Presumption, a priori judgment, truth by belief is the rule of thumb everywhere.  Revisionism and limited vision are the soupe du jour. The moral legitimacy of historical figures must be determined by today's standards; and because of the narrowness of its definition of morality - everything must be judged through the lens of race, gender, and ethnicity -  the trash heap of history is immeasurable.  Jefferson and Washington must go because of their slaveholding and miscegenation.  Kant must be removed from the shelves because of his anti-Semitism. The South - an ignorant, backwoods, bass boat and gun rack racist region -  should never have been readmitted to the Union and must be shunned and marginalized for its horrific legacy and persistent hanging on to its old ways. 

In the election of Donald Trump, America finally came to grips with its anti-intellectual, mob mentality. It bade farewell to the Eastern Establishment, the Prince of Camelot in the White House dancing to the the tune of Pablo Casals, lyrics by Robert Frost; goodbye to Beacon Hill, Rittenhouse Square, and Park Avenue; ta-ta to literary criticism, Biblical exegesis, and solving for 'X'.  

A new lowbrow administration was in - a White House of glitz, glamour, yachts, mansions, and arm candy.  Las Vegas and Hollywood replaced Harvard and MIT.  Image, fake news, circus acts, and sides shows were in.  'The people' would finally accept Hamilton's picture and embrace it.  Everything is fake news, the majority said, so why not have fun watching academia go apoplectic about 'the truth'?

They - the majority - are ironically exactly right.  The fulfillment of Hamilton's vision could not be more true with the onset of virtual reality and artificial intelligence.  The truth has always been fungible, debatable, and a matter of who's looking, so now the liberal treasure hunt to find it has become even more impossible.  The majority - the mob - has always been ignorant, given to fanciful offers and pie-in-the-sky dreams, and now its ethos has become America's.  The whole country has jettisoned reason, and 'truth, justice, and the American way' are now parts of gaming, comic books, and Tinseltown. 

Donald Trump's election represented not only a return to conservative values and policies, but a vindication of the unwashed.  Life was one bad vaudevillian act after another.  There was no place for sanctimony on the stage.  All the real, true, definable elements of America - Mardi Gras, the runways of Vegas, the imagery of Hollywood, and the melodrama of the soaps - came together in one fell swoop. 
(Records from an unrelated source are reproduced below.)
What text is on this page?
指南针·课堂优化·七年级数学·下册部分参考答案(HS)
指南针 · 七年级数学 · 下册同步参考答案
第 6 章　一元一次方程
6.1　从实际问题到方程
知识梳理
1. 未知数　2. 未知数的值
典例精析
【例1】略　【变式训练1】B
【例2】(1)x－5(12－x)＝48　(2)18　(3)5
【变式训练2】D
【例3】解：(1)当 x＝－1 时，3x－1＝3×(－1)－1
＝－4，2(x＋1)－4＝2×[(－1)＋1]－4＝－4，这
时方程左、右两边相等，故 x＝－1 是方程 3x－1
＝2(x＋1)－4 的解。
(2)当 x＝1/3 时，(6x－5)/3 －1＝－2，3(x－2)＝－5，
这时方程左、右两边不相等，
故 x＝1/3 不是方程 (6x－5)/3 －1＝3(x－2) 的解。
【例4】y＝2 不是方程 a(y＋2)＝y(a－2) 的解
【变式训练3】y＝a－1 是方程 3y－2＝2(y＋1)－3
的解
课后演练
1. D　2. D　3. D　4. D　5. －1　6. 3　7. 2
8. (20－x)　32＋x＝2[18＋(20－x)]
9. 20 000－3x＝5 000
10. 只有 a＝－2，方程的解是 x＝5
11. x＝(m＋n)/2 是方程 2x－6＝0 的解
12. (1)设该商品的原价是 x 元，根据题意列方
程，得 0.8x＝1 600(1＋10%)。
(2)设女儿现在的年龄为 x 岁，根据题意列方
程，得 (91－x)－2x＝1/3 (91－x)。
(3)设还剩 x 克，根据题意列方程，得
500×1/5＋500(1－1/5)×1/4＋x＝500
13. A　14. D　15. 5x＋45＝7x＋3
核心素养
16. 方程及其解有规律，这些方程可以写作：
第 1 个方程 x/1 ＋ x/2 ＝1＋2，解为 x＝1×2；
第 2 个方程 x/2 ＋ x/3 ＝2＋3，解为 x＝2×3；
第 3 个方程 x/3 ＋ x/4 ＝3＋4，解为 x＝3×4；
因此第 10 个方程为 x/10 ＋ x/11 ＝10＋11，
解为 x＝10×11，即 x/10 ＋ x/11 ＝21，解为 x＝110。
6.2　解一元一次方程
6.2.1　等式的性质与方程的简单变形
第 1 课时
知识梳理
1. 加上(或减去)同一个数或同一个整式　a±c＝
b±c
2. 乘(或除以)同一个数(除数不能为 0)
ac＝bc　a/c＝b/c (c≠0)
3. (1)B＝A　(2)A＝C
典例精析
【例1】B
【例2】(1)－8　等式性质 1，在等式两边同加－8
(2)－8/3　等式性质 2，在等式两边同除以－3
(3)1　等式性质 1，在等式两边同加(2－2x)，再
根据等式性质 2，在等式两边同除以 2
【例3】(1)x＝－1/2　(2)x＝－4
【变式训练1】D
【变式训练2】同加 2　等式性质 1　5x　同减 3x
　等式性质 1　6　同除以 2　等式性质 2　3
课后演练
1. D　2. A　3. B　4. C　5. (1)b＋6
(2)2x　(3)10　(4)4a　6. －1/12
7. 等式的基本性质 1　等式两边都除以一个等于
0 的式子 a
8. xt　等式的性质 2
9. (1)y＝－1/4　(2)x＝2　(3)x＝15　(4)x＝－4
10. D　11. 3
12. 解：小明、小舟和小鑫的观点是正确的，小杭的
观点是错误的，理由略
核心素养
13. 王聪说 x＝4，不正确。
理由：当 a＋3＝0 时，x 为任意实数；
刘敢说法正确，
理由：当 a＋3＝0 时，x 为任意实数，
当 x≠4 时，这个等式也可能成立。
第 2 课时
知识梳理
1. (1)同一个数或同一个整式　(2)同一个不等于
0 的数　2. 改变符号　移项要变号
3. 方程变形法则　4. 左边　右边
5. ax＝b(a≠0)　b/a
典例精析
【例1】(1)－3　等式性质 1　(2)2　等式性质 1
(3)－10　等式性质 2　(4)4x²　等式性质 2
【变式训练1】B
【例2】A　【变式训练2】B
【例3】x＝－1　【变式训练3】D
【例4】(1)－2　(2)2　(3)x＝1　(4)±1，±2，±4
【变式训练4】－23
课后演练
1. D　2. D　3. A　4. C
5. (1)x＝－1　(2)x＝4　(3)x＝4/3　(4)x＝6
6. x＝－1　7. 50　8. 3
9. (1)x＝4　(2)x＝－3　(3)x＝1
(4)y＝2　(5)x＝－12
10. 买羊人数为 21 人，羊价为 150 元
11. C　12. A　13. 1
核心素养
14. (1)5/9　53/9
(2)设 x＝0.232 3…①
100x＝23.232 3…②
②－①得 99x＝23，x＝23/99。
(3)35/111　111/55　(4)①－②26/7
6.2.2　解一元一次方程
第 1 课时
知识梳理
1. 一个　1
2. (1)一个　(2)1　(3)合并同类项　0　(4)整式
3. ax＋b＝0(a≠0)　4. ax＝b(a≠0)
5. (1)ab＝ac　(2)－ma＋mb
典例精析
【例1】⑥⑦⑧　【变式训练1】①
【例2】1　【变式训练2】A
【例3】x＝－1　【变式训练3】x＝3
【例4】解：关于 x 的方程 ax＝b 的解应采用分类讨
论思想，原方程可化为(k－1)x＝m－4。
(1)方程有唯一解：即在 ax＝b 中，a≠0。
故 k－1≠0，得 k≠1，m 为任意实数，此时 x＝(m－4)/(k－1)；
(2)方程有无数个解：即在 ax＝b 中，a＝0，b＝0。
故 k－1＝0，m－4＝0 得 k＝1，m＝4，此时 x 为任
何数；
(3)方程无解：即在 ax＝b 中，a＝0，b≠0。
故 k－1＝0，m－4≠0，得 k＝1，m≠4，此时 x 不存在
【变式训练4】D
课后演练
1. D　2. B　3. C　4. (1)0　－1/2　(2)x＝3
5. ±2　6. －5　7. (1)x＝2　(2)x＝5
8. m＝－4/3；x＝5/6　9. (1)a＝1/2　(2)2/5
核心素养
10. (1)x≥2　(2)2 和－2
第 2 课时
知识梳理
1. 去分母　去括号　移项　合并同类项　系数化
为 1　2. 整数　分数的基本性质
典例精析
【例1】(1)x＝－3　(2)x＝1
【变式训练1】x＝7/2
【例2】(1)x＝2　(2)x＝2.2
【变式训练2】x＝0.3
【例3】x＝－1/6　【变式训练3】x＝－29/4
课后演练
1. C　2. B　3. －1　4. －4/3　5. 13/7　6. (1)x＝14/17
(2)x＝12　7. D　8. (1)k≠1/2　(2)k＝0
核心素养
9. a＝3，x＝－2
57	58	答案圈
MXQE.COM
Don't call it ignorance anymore. That's somebody else's term, an outmoded, totally unfashionable, and wrong one.  The new American revels in the world of virtuality where anything goes, where your fantasy is as real as any other.  Fantasy itself is a valid signifier of the new ethos.  Ignorance (that old, bad word) is now indeed bliss, for it has been elevated to new heights, the foundation for live in a virtual (fake) world. 

Oh, sure, Joe Biden tries to rein in the enthusiasm for Donald Trump and his world of virtual, fantastical America; but the harder the tries, the harder and faster it runs.  Biden's way - the old chestnut, boring, faded, and totally outdated vision of America - is a thing of the past, detritus, a broken down stove left on the curb for hauling to the dump. 

Hamilton was absolutely right - the unwashed are indeed intellectually ignorant, credulous, and unstable - but absolutely wrong in his hope that this ignorance could be contained; and that with tutelage and guidance, the mob would become reasonable.  Not only could this dumbness never be corralled, it has become the ethos of the day.  America has always been this way since the first huckster, con artist, and card sharp.  The man who sold the Brooklyn Bridge to a fool should be given a plaque. 

The ethos of virtuality, fantasy, and fake news is here to stay. The 'ignorant' have become the elite.